Nous sommes en avril 1915, à Bruxelles. Depuis huit mois, la capitale est envahie par les Allemands. L’économie est paralysée. On manque de pain, de sucre, de café. Sur les pavés du quartier des Marolles, le père Melchior Verpoorten, du couvent des capucins de la place du Jeu de Balle, décide de faire quelque chose pour les jeunes filles des familles pauvres, confinées dans leurs maisons insalubres. Il réunit le premier groupe de « Baden-Powell Belgian Girl Scouts », sans se douter qu’il est en train d’écrire les premières lignes d’une formidable page de l’histoire populaire de notre pays.

Depuis les années 1910, à Bruxelles, des garçons se réunissent en uniforme, sur le modèle des Boy Scouts anglais, créés par Lord Baden-Powell.

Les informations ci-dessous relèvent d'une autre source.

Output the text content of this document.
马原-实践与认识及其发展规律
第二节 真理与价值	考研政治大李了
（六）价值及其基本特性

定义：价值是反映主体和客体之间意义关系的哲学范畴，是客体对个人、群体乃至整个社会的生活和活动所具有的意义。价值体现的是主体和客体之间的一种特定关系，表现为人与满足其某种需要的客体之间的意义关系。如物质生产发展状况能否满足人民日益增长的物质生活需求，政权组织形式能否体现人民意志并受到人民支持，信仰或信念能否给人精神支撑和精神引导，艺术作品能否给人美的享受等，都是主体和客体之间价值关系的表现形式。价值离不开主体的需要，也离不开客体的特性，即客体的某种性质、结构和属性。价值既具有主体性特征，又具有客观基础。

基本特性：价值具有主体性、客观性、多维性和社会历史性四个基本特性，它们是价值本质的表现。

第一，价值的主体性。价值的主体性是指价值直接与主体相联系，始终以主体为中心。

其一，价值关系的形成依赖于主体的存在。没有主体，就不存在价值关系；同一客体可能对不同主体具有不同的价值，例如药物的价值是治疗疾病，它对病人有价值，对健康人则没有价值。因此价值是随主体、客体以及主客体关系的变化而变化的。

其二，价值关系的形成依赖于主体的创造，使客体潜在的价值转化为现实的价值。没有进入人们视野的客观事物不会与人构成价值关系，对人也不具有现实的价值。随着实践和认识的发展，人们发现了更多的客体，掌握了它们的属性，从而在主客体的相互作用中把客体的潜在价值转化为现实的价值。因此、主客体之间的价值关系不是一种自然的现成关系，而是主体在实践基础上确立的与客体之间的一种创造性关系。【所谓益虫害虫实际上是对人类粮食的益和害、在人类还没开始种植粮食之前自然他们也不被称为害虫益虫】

Le projet de l’ancien capitaine de l’armée britannique est de « promouvoir, par le jeu et la vie en plein air, la santé, la personnalité, le sens du service à Dieu et à la société et les connaissances pratiques des jeunes issus des couches populaires ». Dès le début, les filles veulent en être : en 1909 déjà, la sœur de Baden-Powell organise les premiers groupes de « filles scouts ». On les appelle « les Guides » car, fortes de leurs valeurs et de leurs savoir-faire, elles seront à même de montrer la voie et l’exemple. « Une femme qui est capable de se tirer d’affaire toute seule est respectée aussi bien par les hommes que par les femmes », écrit « BP » en 1918.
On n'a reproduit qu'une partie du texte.